Capacity and Affinity Markers: Researching Your Donors


Prospect research is key to effective fundraising. Capacity and affinity markers can signal that a donor may be interested in and able to give to your mission.

Encountering roadblocks is a normal part of nonprofit fundraising, no matter if you’re working to get a capital campaign off the ground, applying for a competitive grant, or putting a crowdfunding campaign into action. Roadblocks can be avoided by knowing your target audience.

This is where prospect research comes in. Prospect research is the process of finding potential major donors for your organization. Putting in the effort to carefully identify these donors pays off by helping your organization better use its time and resources to more effectively target major donors and to build genuine relationships with them. Identifying major donors also helps to secure major gifts, planned gifts, sponsorships, and other forms of support.

If your organization is ready to say goodbye to taking shots in the dark with its fundraising efforts and dive into prospect research, it may be advantageous to seek the help of a prospect research consultant. A consultant is an expert who is knowledgeable about the prospect research process and has experience with dedicated prospect research tools. These might include government records, donor CRMs, prospect generator tools, and prospect research databases.

But what will a prospect research consultant do with these tools? They’ll be looking for indicators that a donor has the wealth and the personal interest in your cause that signals they may want to get involved. These are called capacity (wealth) and affinity (personal interest) markers. In this article, we’ll dig deeper into these two types of markers to help you better understand the process of prospect research. Let’s get started!

Capacity Markers

If a prospect researcher identifies a potential major donor who has capacity markers, what they’re seeing is an indicator of wealth. This means that the potential donor may very well be in a financial position that would allow them to make significant contributions to your cause.

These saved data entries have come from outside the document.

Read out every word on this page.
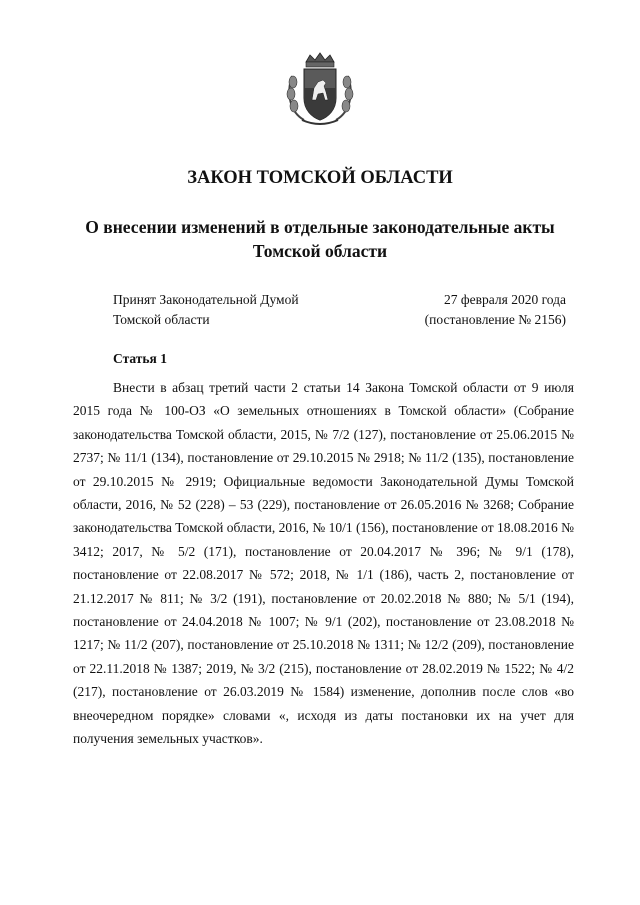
ЗАКОН ТОМСКОЙ ОБЛАСТИ
О внесении изменений в отдельные законодательные акты Томской области
Принят Законодательной Думой
Томской области
27 февраля 2020 года
(постановление № 2156)
Статья 1

Внести в абзац третий части 2 статьи 14 Закона Томской области от 9 июля 2015 года № 100-ОЗ «О земельных отношениях в Томской области» (Собрание законодательства Томской области, 2015, № 7/2 (127), постановление от 25.06.2015 № 2737; № 11/1 (134), постановление от 29.10.2015 № 2918; № 11/2 (135), постановление от 29.10.2015 № 2919; Официальные ведомости Законодательной Думы Томской области, 2016, № 52 (228) – 53 (229), постановление от 26.05.2016 № 3268; Собрание законодательства Томской области, 2016, № 10/1 (156), постановление от 18.08.2016 № 3412; 2017, № 5/2 (171), постановление от 20.04.2017 № 396; № 9/1 (178), постановление от 22.08.2017 № 572; 2018, № 1/1 (186), часть 2, постановление от 21.12.2017 № 811; № 3/2 (191), постановление от 20.02.2018 № 880; № 5/1 (194), постановление от 24.04.2018 № 1007; № 9/1 (202), постановление от 23.08.2018 № 1217; № 11/2 (207), постановление от 25.10.2018 № 1311; № 12/2 (209), постановление от 22.11.2018 № 1387; 2019, № 3/2 (215), постановление от 28.02.2019 № 1522; № 4/2 (217), постановление от 26.03.2019 № 1584) изменение, дополнив после слов «во внеочередном порядке» словами «, исходя из даты постановки их на учет для получения земельных участков».
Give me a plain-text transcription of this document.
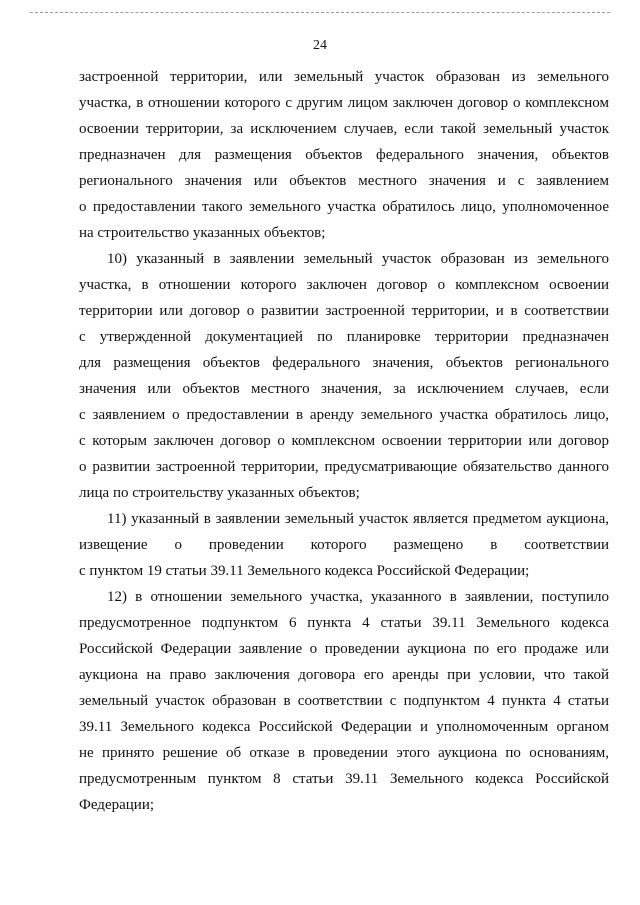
24
застроенной территории, или земельный участок образован из земельного
участка, в отношении которого с другим лицом заключен договор о комплексном
освоении территории, за исключением случаев, если такой земельный участок
предназначен для размещения объектов федерального значения, объектов
регионального значения или объектов местного значения и с заявлением
о предоставлении такого земельного участка обратилось лицо, уполномоченное
на строительство указанных объектов;
10) указанный в заявлении земельный участок образован из земельного
участка, в отношении которого заключен договор о комплексном освоении
территории или договор о развитии застроенной территории, и в соответствии
с утвержденной документацией по планировке территории предназначен
для размещения объектов федерального значения, объектов регионального
значения или объектов местного значения, за исключением случаев, если
с заявлением о предоставлении в аренду земельного участка обратилось лицо,
с которым заключен договор о комплексном освоении территории или договор
о развитии застроенной территории, предусматривающие обязательство данного
лица по строительству указанных объектов;
11) указанный в заявлении земельный участок является предметом аукциона,
извещение о проведении которого размещено в соответствии
с пунктом 19 статьи 39.11 Земельного кодекса Российской Федерации;
12) в отношении земельного участка, указанного в заявлении, поступило
предусмотренное подпунктом 6 пункта 4 статьи 39.11 Земельного кодекса
Российской Федерации заявление о проведении аукциона по его продаже или
аукциона на право заключения договора его аренды при условии, что такой
земельный участок образован в соответствии с подпунктом 4 пункта 4 статьи
39.11 Земельного кодекса Российской Федерации и уполномоченным органом
не принято решение об отказе в проведении этого аукциона по основаниям,
предусмотренным пунктом 8 статьи 39.11 Земельного кодекса Российской
Федерации;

While prospect research doesn’t mean you get to know the exact balance of a potential donor’s bank account, it does mean that you’ll see signs that the person has considerable wealth. These might include:

  • real estate ownership;
  • stock holdings; and/or,
  • business affiliations.

While it might be tempting to stop prospecting when you find these markers for the sake of moving forward with your fundraising tactics, capacity markers only tell half of the potential donor’s story. You’ll need to make sure the potential donor also has affinity markers. Otherwise, you’ll really only be conducting a wealth screening, which is much more useful for evaluating existing donors that you already have a relationship with, as you’ll see when we explore the crucial next step.

Affinity Markers

Affinity markers indicate that a potential donor has or could have a genuine personal interest in or connection to your organization’s mission. Affinity markers are critical for effective prospect research because they remind fundraisers that major donors aren’t just blank checks. After all, just because someone has wealth doesn’t mean they want to hand that wealth out to anyone who asks. They want to make meaningful financial contributions.

Affinity markers require prospect researchers to take a look at a potential donor’s history of giving back to their community. These markers might include:

  • political involvement;
  • donation history and past involvement with your organization or similar organizations ;
  • professional and personal connections with other donors in your database; and,
  • previous experience with grantseeking or selecting grant recipients.

According to Donorly’s guide to prospect research, affinity markers allow you to “strengthen your initial outreach with prospects, tapping into the points that you already know will motivate them.” This means that affinity markers empower you to look past the numbers and see the human side of a potential donor so you can make real, lasting connections with them.

Action steps you can take today
  • Invest in prospect research tools that can help you better identify these markers.
  • Better yet, hire a prospect research consultant to take care of it for you. You can even hire consultants who specialize in both prospect research and fundraising, so you can have expert help fine tuning your nonprofit’s overall strategy.
  • Use what you learn from prospect research to cultivate genuine relationships with the donors you find through your research. Getting to know your donors will help you retain their support, making your fundraising efforts more effective and meaningful.